Avrupa'nın farklı ülkelerinden beş arkadaş, üç erkek ve iki kadın, haftasonu buluşurlar. Ressam, film yönetmeni ve yazar olan bu üç adam 1930 yıllarında doğmuşlar. Avrupa'nın çeşitli başkentlerinde ( Venedik, Zürih, Viyana, Prag …) zaman zaman buluştukları geçmiş yıllarda katıldıkları sanatsal, kültürel ve siyasal ortamlar hakkındaki ilginç ayrıntıların anlatımı okuyucuyu sürüklüyor.
Her birinin geçmişlerindeki farklı travmaların kişiliklerine ve davranışlarına etkilerini fazla söze dökmeden ustaca vermiş yazar. Unutmak, hatırlamak, yaşadıkları hakkında konuşabilmek ya da konuşamamak ve zaten anlatamamak bağlamında yaşadıkları zorlukları hissediyoruz.

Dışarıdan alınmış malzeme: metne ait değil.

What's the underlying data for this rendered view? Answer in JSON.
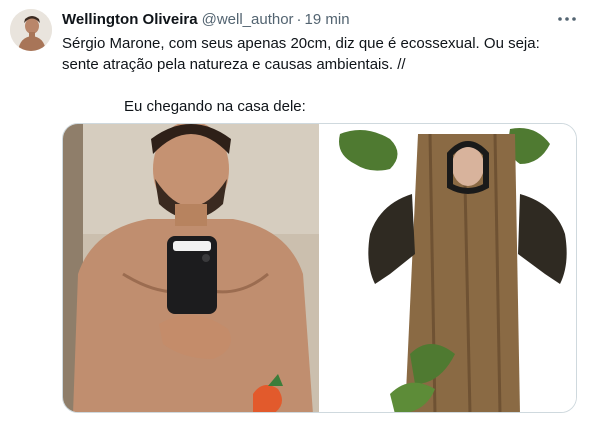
{
  "tweet": {
    "display_name": "Wellington Oliveira",
    "handle": "@well_author",
    "separator": "·",
    "time": "19 min",
    "text_line1": "Sérgio Marone, com seus apenas 20cm, diz que é ecossexual. Ou seja:",
    "text_line2": "sente atração pela natureza e causas ambientais. //",
    "text_line3": "Eu chegando na casa dele:",
    "avatar_icon": "profile-avatar",
    "more_icon": "more-horizontal-icon"
  },
  "media": {
    "left_image": "shirtless-man-mirror-selfie",
    "right_image": "tree-costume-person"
  },
  "colors": {
    "text": "#0f1419",
    "secondary": "#536471",
    "border": "#cfd9de"
  }
}
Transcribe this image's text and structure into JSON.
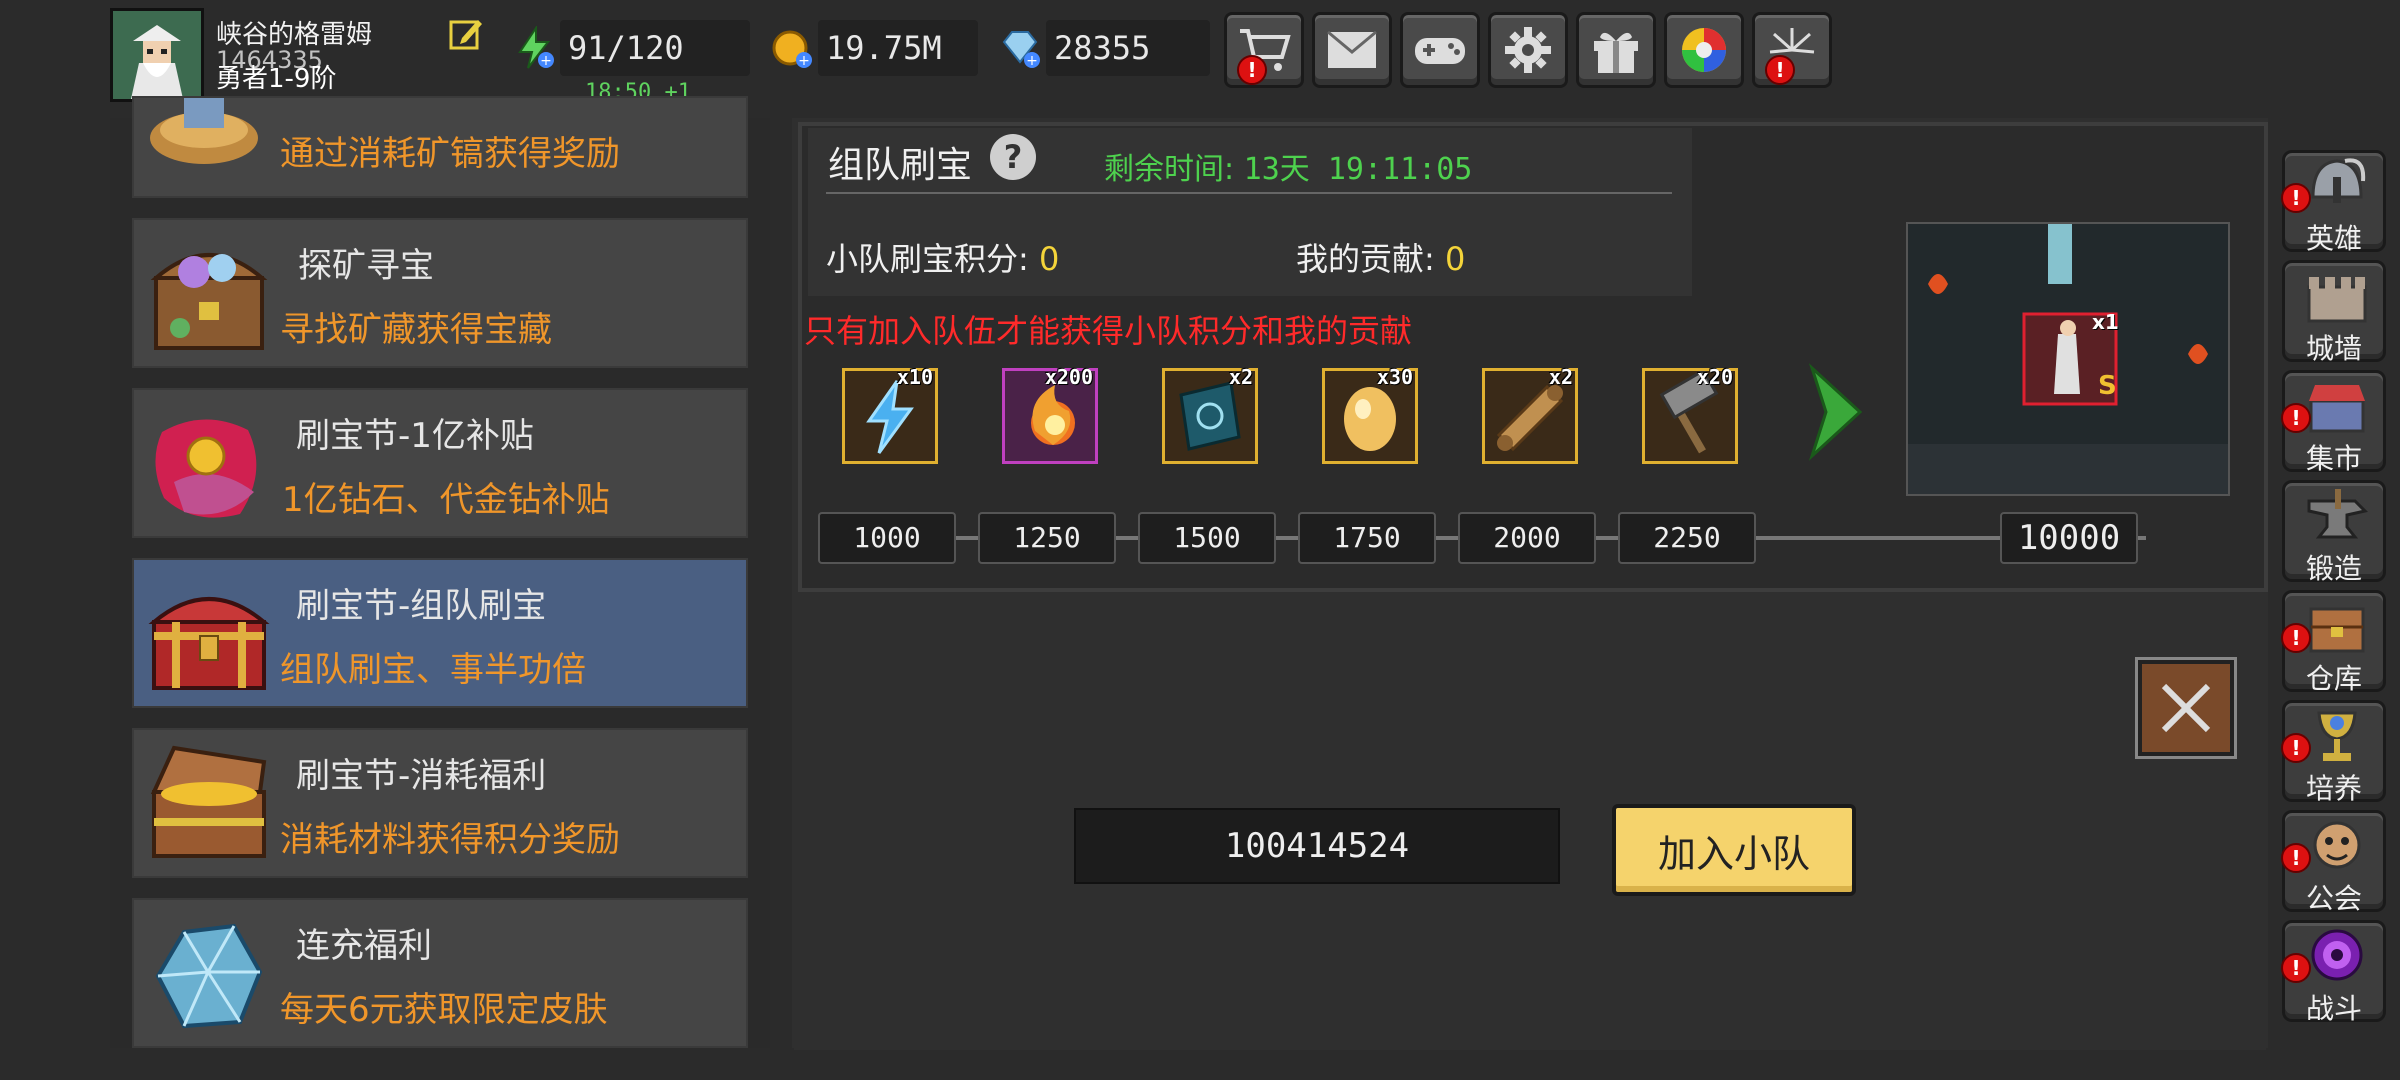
{
  "player": {
    "name": "峡谷的格雷姆",
    "id": "1464335",
    "rank": "勇者1-9阶"
  },
  "resources": {
    "stamina": "91/120",
    "stamina_regen": "18:50 +1",
    "gold": "19.75M",
    "diamonds": "28355"
  },
  "top_buttons": [
    {
      "icon": "cart-icon",
      "alert": true
    },
    {
      "icon": "mail-icon",
      "alert": false
    },
    {
      "icon": "gamepad-icon",
      "alert": false
    },
    {
      "icon": "gear-icon",
      "alert": false
    },
    {
      "icon": "gift-icon",
      "alert": false
    },
    {
      "icon": "color-wheel-icon",
      "alert": false
    },
    {
      "icon": "fireworks-icon",
      "alert": true
    }
  ],
  "menu": {
    "items": [
      {
        "title": "",
        "subtitle": "通过消耗矿镐获得奖励",
        "icon": "mining-icon"
      },
      {
        "title": "探矿寻宝",
        "subtitle": "寻找矿藏获得宝藏",
        "icon": "treasure-chest-icon"
      },
      {
        "title": "刷宝节-1亿补贴",
        "subtitle": "1亿钻石、代金钻补贴",
        "icon": "red-envelope-icon"
      },
      {
        "title": "刷宝节-组队刷宝",
        "subtitle": "组队刷宝、事半功倍",
        "icon": "red-chest-icon",
        "active": true
      },
      {
        "title": "刷宝节-消耗福利",
        "subtitle": "消耗材料获得积分奖励",
        "icon": "open-chest-icon"
      },
      {
        "title": "连充福利",
        "subtitle": "每天6元获取限定皮肤",
        "icon": "crystal-icon"
      }
    ]
  },
  "event": {
    "title": "组队刷宝",
    "remaining_label": "剩余时间:",
    "remaining_value": "13天 19:11:05",
    "team_score_label": "小队刷宝积分:",
    "team_score": "0",
    "my_contrib_label": "我的贡献:",
    "my_contrib": "0",
    "notice": "只有加入队伍才能获得小队积分和我的贡献",
    "rewards": [
      {
        "qty": "x10",
        "icon": "lightning-icon"
      },
      {
        "qty": "x200",
        "icon": "fire-orb-icon"
      },
      {
        "qty": "x2",
        "icon": "spellbook-icon"
      },
      {
        "qty": "x30",
        "icon": "egg-icon"
      },
      {
        "qty": "x2",
        "icon": "scroll-icon"
      },
      {
        "qty": "x20",
        "icon": "hammer-icon"
      }
    ],
    "milestones": [
      "1000",
      "1250",
      "1500",
      "1750",
      "2000",
      "2250",
      "10000"
    ],
    "final_reward_qty": "x1"
  },
  "team": {
    "input_value": "100414524",
    "join_label": "加入小队"
  },
  "right_nav": [
    {
      "label": "英雄",
      "icon": "helmet-icon",
      "alert": true
    },
    {
      "label": "城墙",
      "icon": "castle-wall-icon",
      "alert": false
    },
    {
      "label": "集市",
      "icon": "market-icon",
      "alert": true
    },
    {
      "label": "锻造",
      "icon": "anvil-icon",
      "alert": false
    },
    {
      "label": "仓库",
      "icon": "warehouse-icon",
      "alert": true
    },
    {
      "label": "培养",
      "icon": "goblet-icon",
      "alert": true
    },
    {
      "label": "公会",
      "icon": "guild-icon",
      "alert": true
    },
    {
      "label": "战斗",
      "icon": "portal-icon",
      "alert": true
    }
  ],
  "colors": {
    "accent_green": "#4ed24e",
    "subtitle_orange": "#f0962a",
    "notice_red": "#ff2a2a",
    "score_yellow": "#f4d43a",
    "active_blue": "#4a5f82",
    "join_yellow": "#f5d36c"
  }
}
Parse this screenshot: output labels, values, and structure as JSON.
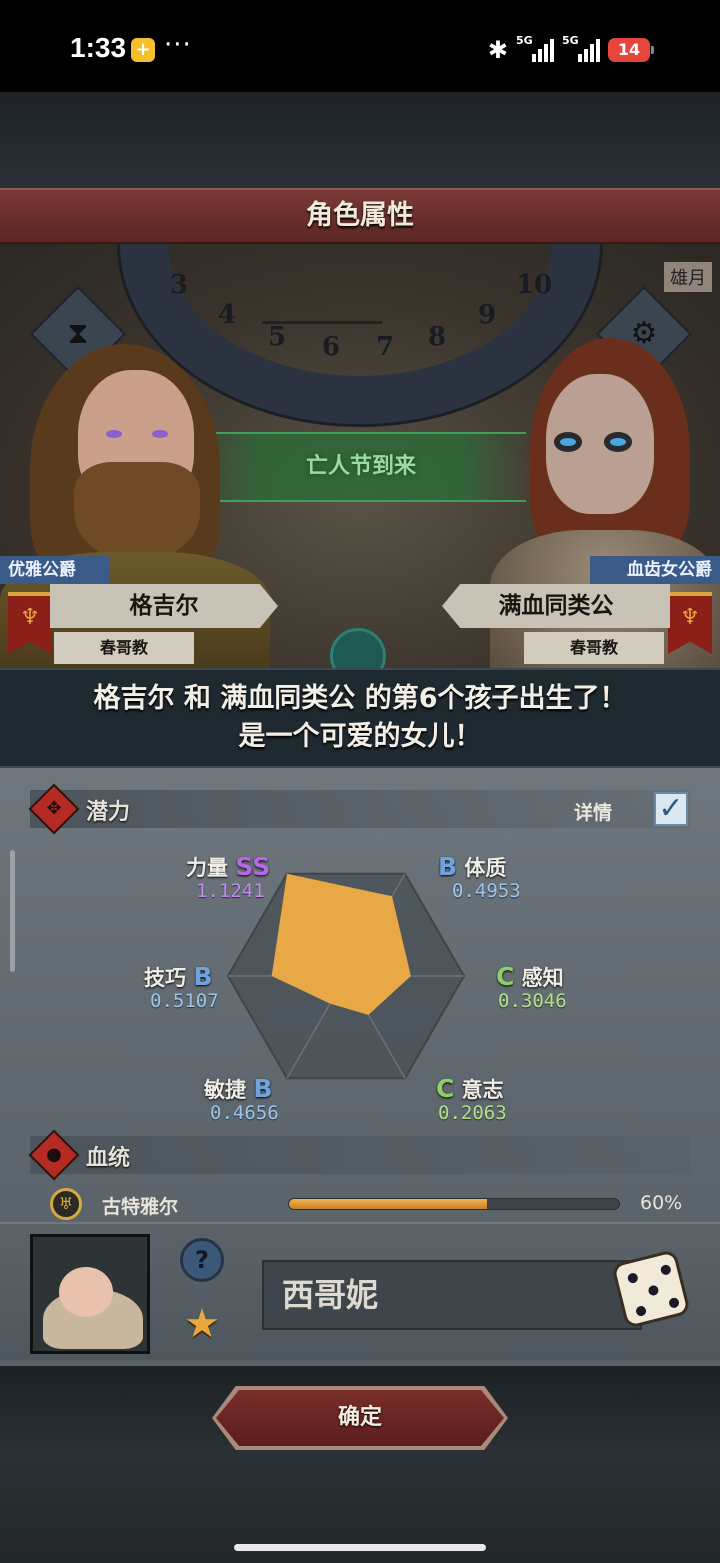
{
  "status_bar": {
    "time": "1:33",
    "app_icon_glyph": "+",
    "more": "···",
    "bluetooth_icon": "bluetooth-icon",
    "signal1_gen": "5G",
    "signal2_gen": "5G",
    "battery": "14"
  },
  "header": {
    "title": "角色属性"
  },
  "scene": {
    "event": "亡人节到来",
    "month_tag": "雄月",
    "ring_numbers": [
      "3",
      "4",
      "5",
      "6",
      "7",
      "8",
      "9",
      "10"
    ],
    "father": {
      "title": "优雅公爵",
      "name": "格吉尔",
      "religion": "春哥教"
    },
    "mother": {
      "title": "血齿女公爵",
      "name": "满血同类公",
      "religion": "春哥教"
    }
  },
  "message": {
    "line1": "格吉尔 和 满血同类公 的第6个孩子出生了！",
    "line2": "是一个可爱的女儿！"
  },
  "potential": {
    "section_title": "潜力",
    "detail_label": "详情",
    "detail_checked": true,
    "stats": [
      {
        "key": "strength",
        "label": "力量",
        "grade": "SS",
        "value": "1.1241",
        "level": 1.0
      },
      {
        "key": "constitution",
        "label": "体质",
        "grade": "B",
        "value": "0.4953",
        "level": 0.78
      },
      {
        "key": "perception",
        "label": "感知",
        "grade": "C",
        "value": "0.3046",
        "level": 0.55
      },
      {
        "key": "willpower",
        "label": "意志",
        "grade": "C",
        "value": "0.2063",
        "level": 0.38
      },
      {
        "key": "agility",
        "label": "敏捷",
        "grade": "B",
        "value": "0.4656",
        "level": 0.27
      },
      {
        "key": "skill",
        "label": "技巧",
        "grade": "B",
        "value": "0.5107",
        "level": 0.63
      }
    ]
  },
  "bloodline": {
    "section_title": "血统",
    "name": "古特雅尔",
    "percent_label": "60%",
    "percent": 0.6
  },
  "child": {
    "name": "西哥妮"
  },
  "footer": {
    "confirm_label": "确定"
  },
  "colors": {
    "radar_fill": "#e8a846",
    "title_banner": "#6a2f2b",
    "event_green": "#3fa05a"
  }
}
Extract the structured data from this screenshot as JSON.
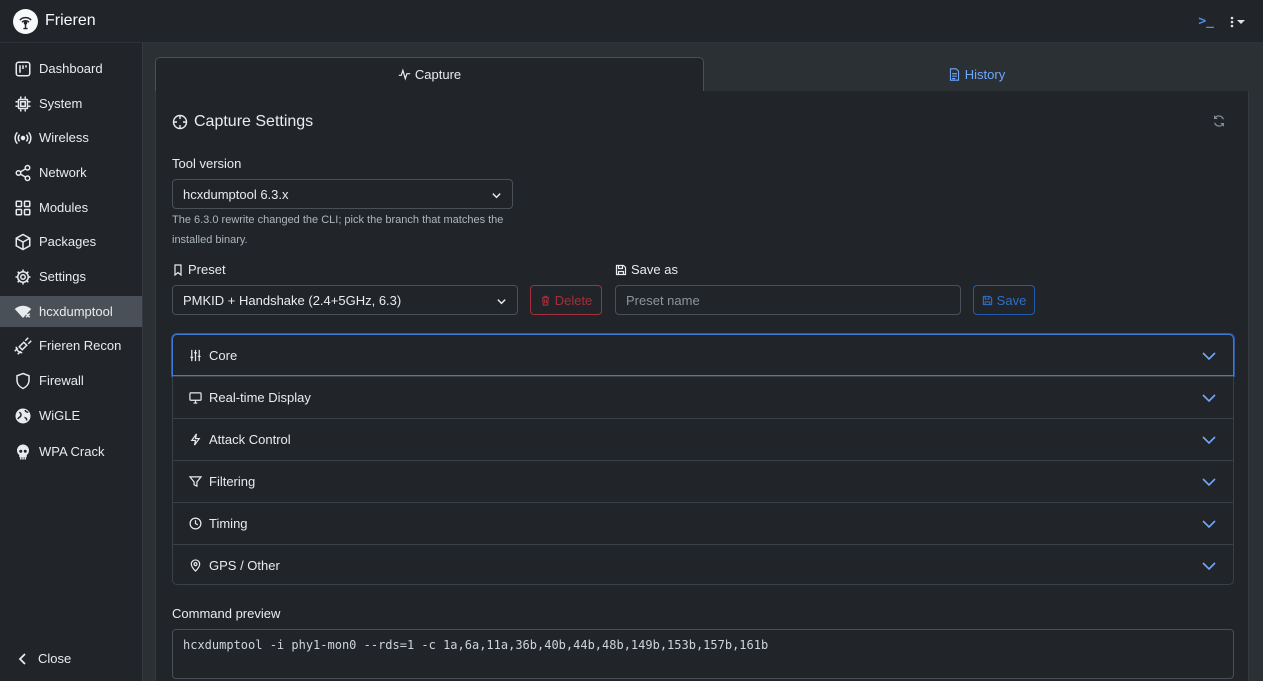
{
  "app": {
    "title": "Frieren",
    "logo_icon": "wifi-antenna-icon",
    "accent": "#4d8fe6"
  },
  "top_actions": {
    "terminal_icon": ">_",
    "menu_icon": "kebab-menu-icon"
  },
  "sidebar": {
    "items": [
      {
        "label": "Dashboard",
        "icon": "dashboard-icon"
      },
      {
        "label": "System",
        "icon": "cpu-icon"
      },
      {
        "label": "Wireless",
        "icon": "broadcast-icon"
      },
      {
        "label": "Network",
        "icon": "share-nodes-icon"
      },
      {
        "label": "Modules",
        "icon": "grid-icon"
      },
      {
        "label": "Packages",
        "icon": "box-icon"
      },
      {
        "label": "Settings",
        "icon": "gear-icon"
      },
      {
        "label": "hcxdumptool",
        "icon": "wifi-off-icon",
        "active": true
      },
      {
        "label": "Frieren Recon",
        "icon": "satellite-icon"
      },
      {
        "label": "Firewall",
        "icon": "shield-icon"
      },
      {
        "label": "WiGLE",
        "icon": "globe-icon"
      },
      {
        "label": "WPA Crack",
        "icon": "skull-icon"
      }
    ],
    "close_label": "Close"
  },
  "tabs": {
    "capture": "Capture",
    "history": "History"
  },
  "panel": {
    "title": "Capture Settings",
    "tool_version": {
      "label": "Tool version",
      "value": "hcxdumptool 6.3.x",
      "help": "The 6.3.0 rewrite changed the CLI; pick the branch that matches the installed binary."
    },
    "preset": {
      "label": "Preset",
      "value": "PMKID + Handshake (2.4+5GHz, 6.3)",
      "delete_label": "Delete"
    },
    "save_as": {
      "label": "Save as",
      "placeholder": "Preset name",
      "save_label": "Save"
    },
    "sections": [
      {
        "label": "Core",
        "icon": "sliders-icon"
      },
      {
        "label": "Real-time Display",
        "icon": "monitor-icon"
      },
      {
        "label": "Attack Control",
        "icon": "lightning-icon"
      },
      {
        "label": "Filtering",
        "icon": "filter-icon"
      },
      {
        "label": "Timing",
        "icon": "clock-icon"
      },
      {
        "label": "GPS / Other",
        "icon": "location-pin-icon"
      }
    ],
    "command_preview": {
      "label": "Command preview",
      "value": "hcxdumptool -i phy1-mon0 --rds=1 -c 1a,6a,11a,36b,40b,44b,48b,149b,153b,157b,161b"
    }
  }
}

Aşkları ve kıskançlıkları, hayatlarındaki kadınların fedakarlıkları ya da ihanetleri romanın diğer bir katmanı. Ancak esas olan ve daima kazanan erkeklerin birbirleriyle dostlukları.
Romanın başlangıçtaki hafifliğine aldanmamak gerek, çok zengin bir roman.
Ve iyi ki okudum dediğim kitaplardan biri.